The Solution to Monster Homes: Upzoning
 
Dear Commissioners,
 
We write to express our opposition to the Residential Expansion Threshold and ask that it be scrapped. The program was meant to streamline alterations and prevent monster homes,” but has instead codified low-density, scaled-back homes that are inherently unaffordable. It should be dropped in favor of a program that allows for more buildable area and most critically upzoning to spur dense housing construction.
 
From the outset, the Residential Expansion Threshold has been predicated upon the flawed notion that smaller massing is good. The department’s website notes that the program looks to limit the size of [a] finished project to be more consistent with neighborhood character.” This motivation must be thrown out if we are to take meaningful steps to address the housing shortage.
 
Frankly, why is the Planning Department spending so much time and brain power on anything that is not about increasing the number of units of housing available in San Francisco? Some San Franciscans may feel that large homes are intrusive, but this cannot continue to eat up valuable staff time in the middle of the most desperate long-term housing shortage the city has ever seen.
 
If the purpose of this policy is to encourage homeowners to not build large single-family homes, but instead to be nudged towards creating ADUs and multifamily housing, the Planning Department has seriously strayed from its goal. Encouraging small buildable areas makes it unlikely ADUs will be built and makes co-op style shared housing a near impossibility.
 
Incentivizing and perpetuating smaller massing entrenches exclusionary zoning at a time when all zoning must be reconsidered. Protecting neighborhood character” exacerbates racial and economic segregation and decreases our housing supply, worsening rents and home prices for all.

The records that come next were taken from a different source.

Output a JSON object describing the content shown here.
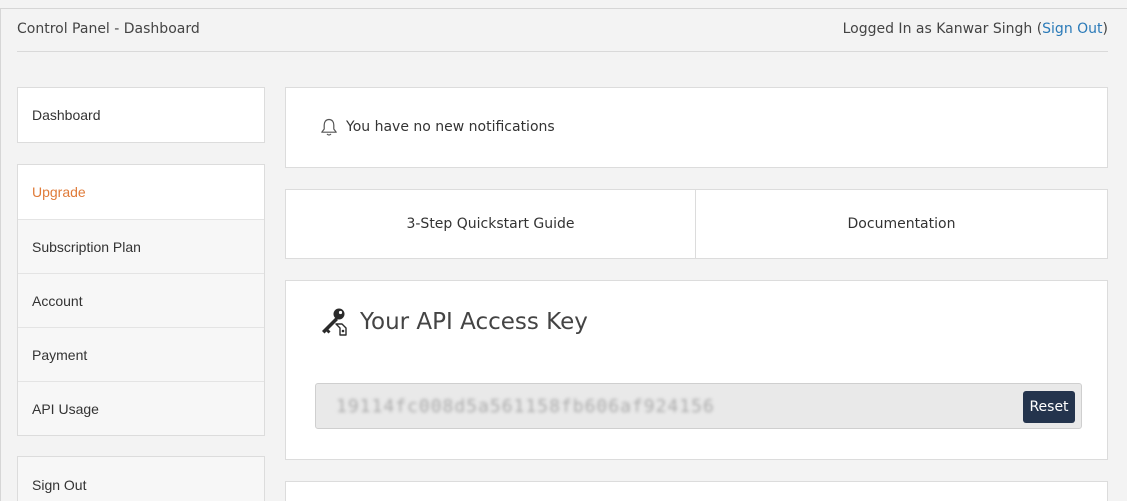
{
  "header": {
    "title": "Control Panel - Dashboard",
    "user_prefix": "Logged In as Kanwar Singh (",
    "sign_out_link": "Sign Out",
    "user_suffix": ")"
  },
  "sidebar": {
    "dashboard": "Dashboard",
    "items": [
      {
        "label": "Upgrade"
      },
      {
        "label": "Subscription Plan"
      },
      {
        "label": "Account"
      },
      {
        "label": "Payment"
      },
      {
        "label": "API Usage"
      }
    ],
    "sign_out": "Sign Out"
  },
  "notifications": {
    "icon": "bell-icon",
    "text": "You have no new notifications"
  },
  "guides": {
    "quickstart": "3-Step Quickstart Guide",
    "documentation": "Documentation"
  },
  "api_key": {
    "icon": "keys-icon",
    "title": "Your API Access Key",
    "value": "19114fc008d5a561158fb606af924156",
    "reset_label": "Reset"
  },
  "colors": {
    "accent": "#e07b39",
    "link": "#2a7ab8",
    "button": "#24344d"
  }
}
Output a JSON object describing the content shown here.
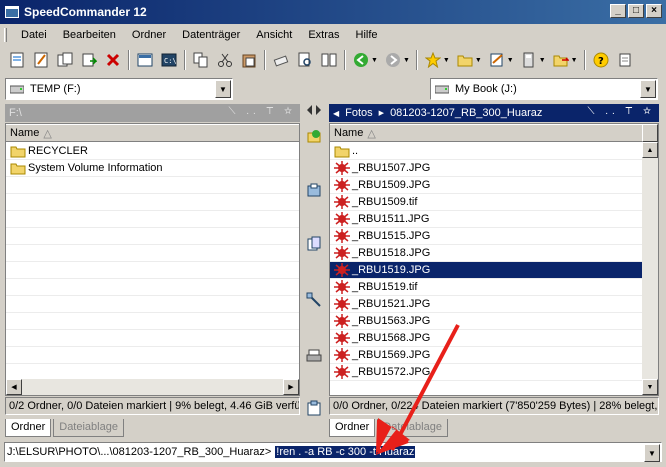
{
  "window": {
    "title": "SpeedCommander 12"
  },
  "menu": [
    "Datei",
    "Bearbeiten",
    "Ordner",
    "Datenträger",
    "Ansicht",
    "Extras",
    "Hilfe"
  ],
  "left": {
    "drive": "TEMP (F:)",
    "path": "F:\\",
    "column": "Name",
    "items": [
      "RECYCLER",
      "System Volume Information"
    ],
    "status": "0/2 Ordner, 0/0 Dateien markiert | 9% belegt, 4.46 GiB verfü",
    "tabs": [
      "Ordner",
      "Dateiablage"
    ]
  },
  "right": {
    "drive": "My Book (J:)",
    "path_parts": [
      "Fotos",
      "081203-1207_RB_300_Huaraz"
    ],
    "column": "Name",
    "items": [
      "..",
      "_RBU1507.JPG",
      "_RBU1509.JPG",
      "_RBU1509.tif",
      "_RBU1511.JPG",
      "_RBU1515.JPG",
      "_RBU1518.JPG",
      "_RBU1519.JPG",
      "_RBU1519.tif",
      "_RBU1521.JPG",
      "_RBU1563.JPG",
      "_RBU1568.JPG",
      "_RBU1569.JPG",
      "_RBU1572.JPG"
    ],
    "selected_index": 7,
    "status": "0/0 Ordner, 0/224 Dateien markiert (7'850'259 Bytes) | 28% belegt, 656",
    "tabs": [
      "Ordner",
      "Dateiablage"
    ]
  },
  "command": {
    "prompt": "J:\\ELSUR\\PHOTO\\...\\081203-1207_RB_300_Huaraz>",
    "value": "!ren . -a RB -c 300 -t Huaraz"
  },
  "colors": {
    "accent": "#0a246a",
    "arrow": "#e8201a",
    "folder": "#f2d46a",
    "file_icon": "#cc2020"
  }
}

YIMBY Action, for its part, has called for the upzoning of all single family and duplex lots to allow for more apartments throughout the city. That is the obvious solution to Monster Homes.” Forcing homes to be smaller does not create more affordable neighborhoods. Only increasing the supply will put genuine downward pressure on prices.
 
The Planning Department itself has pointed to missing middle” housing as part of the solution to our affordability crisis, writing in its report Housing for Families with Children” that mid-size buildings are much less expensive than single family homes and fit in with the scale of our urban neighborhoods.” It goes further, writing:
 
One reason that the Missing Middle is no longer being built is because of our zoning restrictions. … Larger lots are frequently found in the eastern part of San Francisco where podium-style and even tower housing can be built, but the City has a limited number of lots large enough to host this scale of building. Small-lot, three to five story, family-friendly housing would be entirely in keeping with our western neighborhoods, where relatively few households occupy comparatively large swaths of our city’s land.
 
It is rational to dismantle the system of incentives driving production of oversized units, but it is foolhardy to squander the remainder of the massing allowed under current zoning in the middle of an extreme housing shortage. That massing can and should be redirected toward producing additional units of housing to help alleviate the shortage.
 
We implore you: Do not let the Residential Expansion Threshold stand in the way of building missing middle housing. Now is the time to talk about upzoning, form-based zoning, and relaxed density controls before a new policy enshrining the status quo is enacted, not after. At the very minimum, the Residential Expansion Threshold should be part of a package deal that reduces density controls.